Les Edgerton | Primat des Überlebens

Les Edgerton | Primat des Überlebens

Das Wörtchen „Noir“ wird manchmal dann doch im Genre etwas inflationär gebraucht, leider auch von mir. Doch nicht alle Romane mit permanentem Nieselregen in heruntergekommenen Großstadtkulissen, in denen für die Hauptfigur ein paar Dinge schiefgehen, sind gleich ein Noir. Man sollte doch etwas engere Maßstäbe anlegen, doch wie genau definiert man „noir“? Im (übrigens sehr zu empfehlenden) Podcast „Abweichendes Verhalten“ (von Sonja Hartl) zitiert Pulp Master-Verleger Frank Nowatzki seinen Autor Jim Nisbet wie folgt: „Noir ist, wenn man auf Seite 1 schon am Arsch ist und dann geht’s nur noch bergab“.

Sehr angenehm natürlich, wenn sich der Verleger dann auch an diese Maxime hält, denn selten passte eine Beschreibung so gut wie auf die aktuelle Neuerscheinung aus dem Hause Pulp Master. Wobei ganz zu Beginn ist Jake Bishop, Ich-Erzähler von „Primat des Überlebens“, noch nicht am Boden. Er ist vielmehr resozialisiert, nach einigen Jahren im Gefängnis wegen Raub und Diebstahls hat er geheiratet. Seine Frau Paris ist schwanger, er arbeitet erfolgreich als Friseur und plant bereits konkret den Aufbau eines eigenen Salons. Seine Knastvergangenheit kennen jedoch nur wenige. Bereits im ersten Kapitel erfolgt der erste Schlag in die Magengrube: Jake erhält einen Telefonanruf von Joy Walker, seinem ehemaligen Zellengenossen, der inzwischen auch draußen ist und ihn zu einem Drink treffen will. Jake schwant Übles und er soll so was von Recht behalten.
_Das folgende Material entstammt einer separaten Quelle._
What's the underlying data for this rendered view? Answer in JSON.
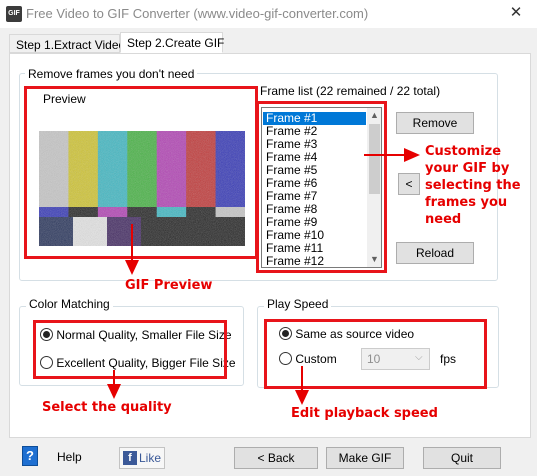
{
  "window": {
    "title": "Free Video to GIF Converter (www.video-gif-converter.com)",
    "app_icon_text": "GIF"
  },
  "tabs": [
    {
      "label": "Step 1.Extract Video"
    },
    {
      "label": "Step 2.Create GIF"
    }
  ],
  "remove_frames": {
    "legend": "Remove frames you don't need",
    "preview_label": "Preview",
    "frame_list_label": "Frame list (22 remained / 22 total)",
    "frames": [
      "Frame #1",
      "Frame #2",
      "Frame #3",
      "Frame #4",
      "Frame #5",
      "Frame #6",
      "Frame #7",
      "Frame #8",
      "Frame #9",
      "Frame #10",
      "Frame #11",
      "Frame #12"
    ],
    "selected_frame": "Frame #1",
    "remove_label": "Remove",
    "restore_label": "<",
    "reload_label": "Reload"
  },
  "color_matching": {
    "legend": "Color Matching",
    "option_normal": "Normal Quality, Smaller File Size",
    "option_excellent": "Excellent Quality, Bigger File Size",
    "selected": "option_normal"
  },
  "play_speed": {
    "legend": "Play Speed",
    "option_same": "Same as source video",
    "option_custom": "Custom",
    "custom_value": "10",
    "unit": "fps"
  },
  "annotations": {
    "customize": [
      "Customize",
      "your GIF by",
      "selecting the",
      "frames you",
      "need"
    ],
    "preview": "GIF Preview",
    "quality": "Select the quality",
    "speed": "Edit playback speed"
  },
  "bottom": {
    "help_label": "Help",
    "like_icon_letter": "f",
    "like_label": "Like",
    "back_label": "< Back",
    "make_label": "Make GIF",
    "quit_label": "Quit"
  },
  "colors": {
    "callout": "#e60000",
    "selection": "#0078d7"
  },
  "test_pattern": {
    "top_bars": [
      "#c8c8c8",
      "#d2c629",
      "#37b8c4",
      "#3fb33c",
      "#b23ab5",
      "#c22f2f",
      "#2c2fb8"
    ],
    "middle_bars": [
      "#2c2fb8",
      "#1a1a1a",
      "#b23ab5",
      "#1a1a1a",
      "#37b8c4",
      "#1a1a1a",
      "#c8c8c8"
    ],
    "bottom_blocks": [
      "#1e2b55",
      "#e8e8e8",
      "#3a1f5c",
      "#1a1a1a",
      "#1a1a1a",
      "#1a1a1a"
    ]
  }
}
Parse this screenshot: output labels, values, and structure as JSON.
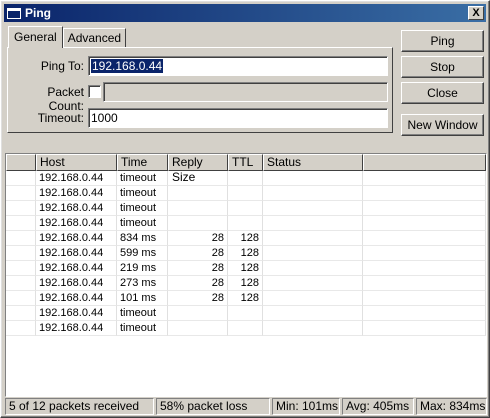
{
  "window": {
    "title": "Ping",
    "close_glyph": "X"
  },
  "tabs": [
    {
      "label": "General"
    },
    {
      "label": "Advanced"
    }
  ],
  "form": {
    "ping_to_label": "Ping To:",
    "ping_to_value": "192.168.0.44",
    "packet_count_label": "Packet Count:",
    "packet_count_value": "",
    "timeout_label": "Timeout:",
    "timeout_value": "1000"
  },
  "buttons": {
    "ping": "Ping",
    "stop": "Stop",
    "close": "Close",
    "new_window": "New Window"
  },
  "table": {
    "columns": [
      "",
      "Host",
      "Time",
      "Reply Size",
      "TTL",
      "Status"
    ],
    "rows": [
      {
        "host": "192.168.0.44",
        "time": "timeout",
        "size": "",
        "ttl": "",
        "status": ""
      },
      {
        "host": "192.168.0.44",
        "time": "timeout",
        "size": "",
        "ttl": "",
        "status": ""
      },
      {
        "host": "192.168.0.44",
        "time": "timeout",
        "size": "",
        "ttl": "",
        "status": ""
      },
      {
        "host": "192.168.0.44",
        "time": "timeout",
        "size": "",
        "ttl": "",
        "status": ""
      },
      {
        "host": "192.168.0.44",
        "time": "834 ms",
        "size": "28",
        "ttl": "128",
        "status": ""
      },
      {
        "host": "192.168.0.44",
        "time": "599 ms",
        "size": "28",
        "ttl": "128",
        "status": ""
      },
      {
        "host": "192.168.0.44",
        "time": "219 ms",
        "size": "28",
        "ttl": "128",
        "status": ""
      },
      {
        "host": "192.168.0.44",
        "time": "273 ms",
        "size": "28",
        "ttl": "128",
        "status": ""
      },
      {
        "host": "192.168.0.44",
        "time": "101 ms",
        "size": "28",
        "ttl": "128",
        "status": ""
      },
      {
        "host": "192.168.0.44",
        "time": "timeout",
        "size": "",
        "ttl": "",
        "status": ""
      },
      {
        "host": "192.168.0.44",
        "time": "timeout",
        "size": "",
        "ttl": "",
        "status": ""
      }
    ]
  },
  "status": {
    "received": "5 of 12 packets received",
    "loss": "58% packet loss",
    "min": "Min: 101ms",
    "avg": "Avg: 405ms",
    "max": "Max: 834ms"
  },
  "colors": {
    "titlebar_start": "#0a246a",
    "titlebar_end": "#3a6ea5",
    "face": "#d4d0c8",
    "selection": "#0a246a"
  }
}
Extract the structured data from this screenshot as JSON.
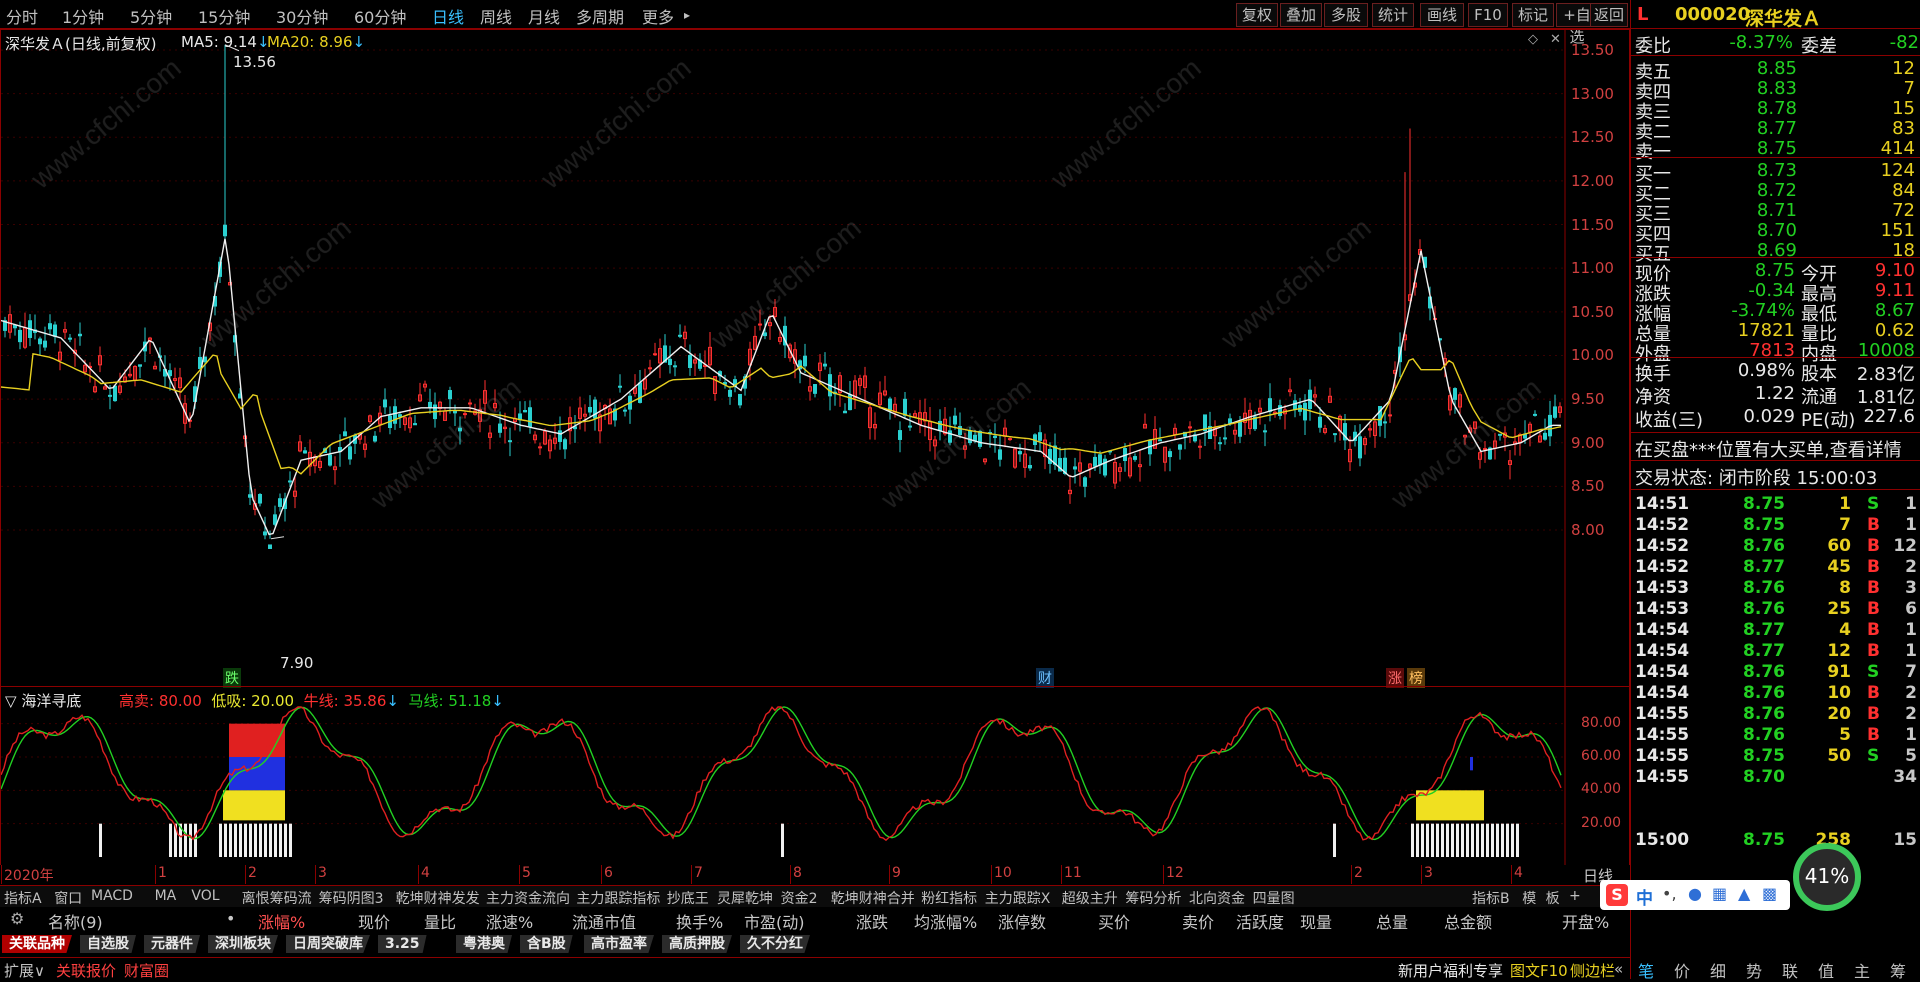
{
  "topbar": {
    "periods": [
      "分时",
      "1分钟",
      "5分钟",
      "15分钟",
      "30分钟",
      "60分钟",
      "日线",
      "周线",
      "月线",
      "多周期",
      "更多"
    ],
    "active_period": "日线",
    "more_arrow": "▸",
    "right_buttons": [
      "复权",
      "叠加",
      "多股",
      "统计",
      "画线",
      "F10",
      "标记",
      "+自选",
      "返回"
    ]
  },
  "main_chart": {
    "stock_title": "深华发Ａ(日线,前复权)",
    "ma5_label": "MA5: 9.14",
    "ma20_label": "MA20: 8.96",
    "arrow_down": "↓",
    "high_label": "13.56",
    "low_label": "7.90",
    "price_ticks": [
      "13.50",
      "13.00",
      "12.50",
      "12.00",
      "11.50",
      "11.00",
      "10.50",
      "10.00",
      "9.50",
      "9.00",
      "8.50",
      "8.00"
    ],
    "event_tags": [
      "跌",
      "财",
      "涨",
      "榜"
    ],
    "watermark": "www.cfchi.com"
  },
  "indicator": {
    "name": "海洋寻底",
    "gaomai": "高卖: 80.00",
    "dixi": "低吸: 20.00",
    "niuxian": "牛线: 35.86",
    "maxian": "马线: 51.18",
    "ticks": [
      "80.00",
      "60.00",
      "40.00",
      "20.00"
    ]
  },
  "date_axis": {
    "labels": [
      "2020年",
      "1",
      "2",
      "3",
      "4",
      "5",
      "6",
      "7",
      "8",
      "9",
      "10",
      "11",
      "12",
      "2",
      "3",
      "4"
    ],
    "right_label": "日线"
  },
  "indicator_tabs": [
    "指标A",
    "窗口",
    "MACD",
    "MA",
    "VOL",
    "离恨筹码流",
    "筹码阴图3",
    "乾坤财神发发",
    "主力资金流向",
    "主力跟踪指标",
    "抄底王",
    "灵犀乾坤",
    "资金2",
    "乾坤财神合并",
    "粉红指标",
    "主力跟踪X",
    "超级主升",
    "筹码分析",
    "北向资金",
    "四量图",
    "指标B",
    "模",
    "板",
    "+"
  ],
  "column_headers": [
    "名称(9)",
    "•",
    "涨幅%",
    "现价",
    "量比",
    "涨速%",
    "流通市值",
    "换手%",
    "市盈(动)",
    "涨跌",
    "均涨幅%",
    "涨停数",
    "买价",
    "卖价",
    "活跃度",
    "现量",
    "总量",
    "总金额",
    "开盘%"
  ],
  "sector_tabs": [
    "关联品种",
    "自选股",
    "元器件",
    "深圳板块",
    "日周突破库",
    "3.25",
    "粤港奥",
    "含B股",
    "高市盈率",
    "高质押股",
    "久不分红"
  ],
  "statusbar": {
    "left": [
      "扩展∨",
      "关联报价",
      "财富圈"
    ],
    "right_promo": "新用户福利专享",
    "right_f10": "图文F10",
    "right_side": "侧边栏",
    "right_arrow": "«"
  },
  "quote_panel": {
    "flag": "L",
    "code": "000020",
    "name": "深华发Ａ",
    "weibi_label": "委比",
    "weibi": "-8.37%",
    "weicha_label": "委差",
    "weicha": "-82",
    "asks": [
      {
        "label": "卖五",
        "price": "8.85",
        "vol": "12"
      },
      {
        "label": "卖四",
        "price": "8.83",
        "vol": "7"
      },
      {
        "label": "卖三",
        "price": "8.78",
        "vol": "15"
      },
      {
        "label": "卖二",
        "price": "8.77",
        "vol": "83"
      },
      {
        "label": "卖一",
        "price": "8.75",
        "vol": "414"
      }
    ],
    "bids": [
      {
        "label": "买一",
        "price": "8.73",
        "vol": "124"
      },
      {
        "label": "买二",
        "price": "8.72",
        "vol": "84"
      },
      {
        "label": "买三",
        "price": "8.71",
        "vol": "72"
      },
      {
        "label": "买四",
        "price": "8.70",
        "vol": "151"
      },
      {
        "label": "买五",
        "price": "8.69",
        "vol": "18"
      }
    ],
    "stats": [
      {
        "l1": "现价",
        "v1": "8.75",
        "l2": "今开",
        "v2": "9.10"
      },
      {
        "l1": "涨跌",
        "v1": "-0.34",
        "l2": "最高",
        "v2": "9.11"
      },
      {
        "l1": "涨幅",
        "v1": "-3.74%",
        "l2": "最低",
        "v2": "8.67"
      },
      {
        "l1": "总量",
        "v1": "17821",
        "l2": "量比",
        "v2": "0.62"
      },
      {
        "l1": "外盘",
        "v1": "7813",
        "l2": "内盘",
        "v2": "10008"
      }
    ],
    "stats2": [
      {
        "l1": "换手",
        "v1": "0.98%",
        "l2": "股本",
        "v2": "2.83亿"
      },
      {
        "l1": "净资",
        "v1": "1.22",
        "l2": "流通",
        "v2": "1.81亿"
      },
      {
        "l1": "收益(三)",
        "v1": "0.029",
        "l2": "PE(动)",
        "v2": "227.6"
      }
    ],
    "notice": "在买盘***位置有大买单,查看详情",
    "trade_state": "交易状态: 闭市阶段 15:00:03",
    "ticks": [
      {
        "t": "14:51",
        "p": "8.75",
        "v": "1",
        "d": "S",
        "n": "1"
      },
      {
        "t": "14:52",
        "p": "8.75",
        "v": "7",
        "d": "B",
        "n": "1"
      },
      {
        "t": "14:52",
        "p": "8.76",
        "v": "60",
        "d": "B",
        "n": "12"
      },
      {
        "t": "14:52",
        "p": "8.77",
        "v": "45",
        "d": "B",
        "n": "2"
      },
      {
        "t": "14:53",
        "p": "8.76",
        "v": "8",
        "d": "B",
        "n": "3"
      },
      {
        "t": "14:53",
        "p": "8.76",
        "v": "25",
        "d": "B",
        "n": "6"
      },
      {
        "t": "14:54",
        "p": "8.77",
        "v": "4",
        "d": "B",
        "n": "1"
      },
      {
        "t": "14:54",
        "p": "8.77",
        "v": "12",
        "d": "B",
        "n": "1"
      },
      {
        "t": "14:54",
        "p": "8.76",
        "v": "91",
        "d": "S",
        "n": "7"
      },
      {
        "t": "14:54",
        "p": "8.76",
        "v": "10",
        "d": "B",
        "n": "2"
      },
      {
        "t": "14:55",
        "p": "8.76",
        "v": "20",
        "d": "B",
        "n": "2"
      },
      {
        "t": "14:55",
        "p": "8.76",
        "v": "5",
        "d": "B",
        "n": "1"
      },
      {
        "t": "14:55",
        "p": "8.75",
        "v": "50",
        "d": "S",
        "n": "5"
      },
      {
        "t": "14:55",
        "p": "8.70",
        "v": "",
        "d": "",
        "n": "34"
      },
      {
        "t": "",
        "p": "",
        "v": "",
        "d": "",
        "n": ""
      },
      {
        "t": "",
        "p": "",
        "v": "",
        "d": "",
        "n": ""
      },
      {
        "t": "15:00",
        "p": "8.75",
        "v": "258",
        "d": "",
        "n": "15"
      }
    ],
    "bottom_tabs": [
      "笔",
      "价",
      "细",
      "势",
      "联",
      "值",
      "主",
      "筹"
    ]
  },
  "overlays": {
    "speed_percent": "41%",
    "ime_label": "中"
  },
  "colors": {
    "up": "#ff3030",
    "down": "#22d022",
    "accent": "#39c0ff",
    "frame": "#8b0000"
  }
}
Er hielt inne, wandte den Blick von mir weg, starrte hinüber zu den Typen am Pooltisch. „Ich könnte einen Gefallen gebrauchen.“
Ein Gefallen… ich dachte an was Drolliges, was ich mal von jemandem gehört hatte. „Ein Gefallen“, hatte dieser Jemand gesagt, „ist im Französischen ein Ausdruck für ‚lass mich dich ficken‘.“ (S.14)
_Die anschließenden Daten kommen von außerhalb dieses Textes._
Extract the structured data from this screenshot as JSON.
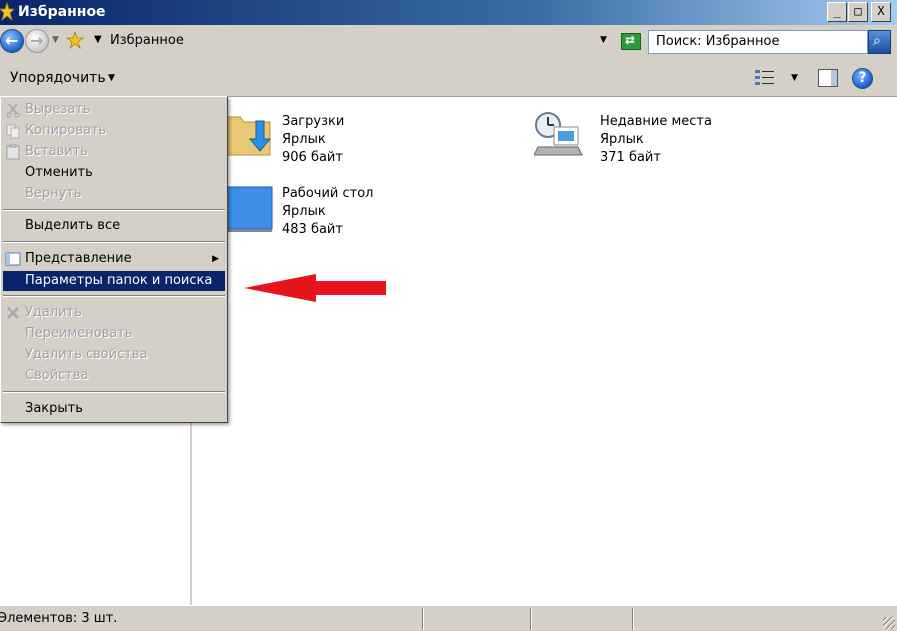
{
  "window": {
    "title": "Избранное",
    "controls": {
      "minimize": "_",
      "maximize": "□",
      "close": "X"
    }
  },
  "addressbar": {
    "path": "Избранное",
    "search_placeholder": "Поиск: Избранное"
  },
  "commandbar": {
    "organize_label": "Упорядочить",
    "help_label": "?"
  },
  "files": [
    {
      "name": "Загрузки",
      "type": "Ярлык",
      "size": "906 байт",
      "icon": "downloads-folder-icon"
    },
    {
      "name": "Недавние места",
      "type": "Ярлык",
      "size": "371 байт",
      "icon": "recent-places-icon"
    },
    {
      "name": "Рабочий стол",
      "type": "Ярлык",
      "size": "483 байт",
      "icon": "desktop-icon"
    }
  ],
  "menu": {
    "items": [
      {
        "label": "Вырезать",
        "disabled": true,
        "icon": "cut-icon"
      },
      {
        "label": "Копировать",
        "disabled": true,
        "icon": "copy-icon"
      },
      {
        "label": "Вставить",
        "disabled": true,
        "icon": "paste-icon"
      },
      {
        "label": "Отменить",
        "disabled": false
      },
      {
        "label": "Вернуть",
        "disabled": true
      },
      {
        "label": "Выделить все",
        "disabled": false
      },
      {
        "label": "Представление",
        "disabled": false,
        "submenu": true,
        "icon": "layout-icon"
      },
      {
        "label": "Параметры папок и поиска",
        "disabled": false,
        "selected": true
      },
      {
        "label": "Удалить",
        "disabled": true,
        "icon": "delete-icon"
      },
      {
        "label": "Переименовать",
        "disabled": true
      },
      {
        "label": "Удалить свойства",
        "disabled": true
      },
      {
        "label": "Свойства",
        "disabled": true
      },
      {
        "label": "Закрыть",
        "disabled": false
      }
    ]
  },
  "statusbar": {
    "text": "Элементов: 3 шт."
  },
  "colors": {
    "titlebar_start": "#0a246a",
    "titlebar_end": "#a6caf0",
    "menu_highlight": "#0a246a",
    "annotation_arrow": "#e8141b"
  }
}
Aufgrund diverser Umstände im Gefängnis hat Walker noch was gut bei Jake, doch dieser wäre noch bereit, seinem Knastbruder dies auszuschlagen. Dummerweise hat Walker bei seinem neuen Boss, dem zwielichtigen Juwelier Sydney Spencer, einige Anekdoten über sich und Jake ausgeplaudert – Anekdoten, die Jake erneut ins Gefängnis bringen könnten. Das wäre dann zum dritten Male – und dann wäre es beim unbarmherzigen US-Justizsystem lebenslänglich. Zudem kennt Spencer eine weitere Schwachstelle von Jake – dessen kleinen, noch nicht volljährigen Bruder Bobby. So wird Jake in einen Einbruch im Haus eines anderen Juweliers gezwungen. Vermeintlich ein einfacher Job. Ein guter Witz, denn der Leser bekommt nun Murphy’s Law in Reinkultur zu lesen: Der Job geht natürlich nicht glatt und alles, was Jake nun tut, um den Schaden zu begrenzen, reitet ihn nur noch tiefer in den Abgrund.

Dieses verschissene Lebenslänglich beeinflusste alles, was ich tat. Oder nicht tat. (S.124)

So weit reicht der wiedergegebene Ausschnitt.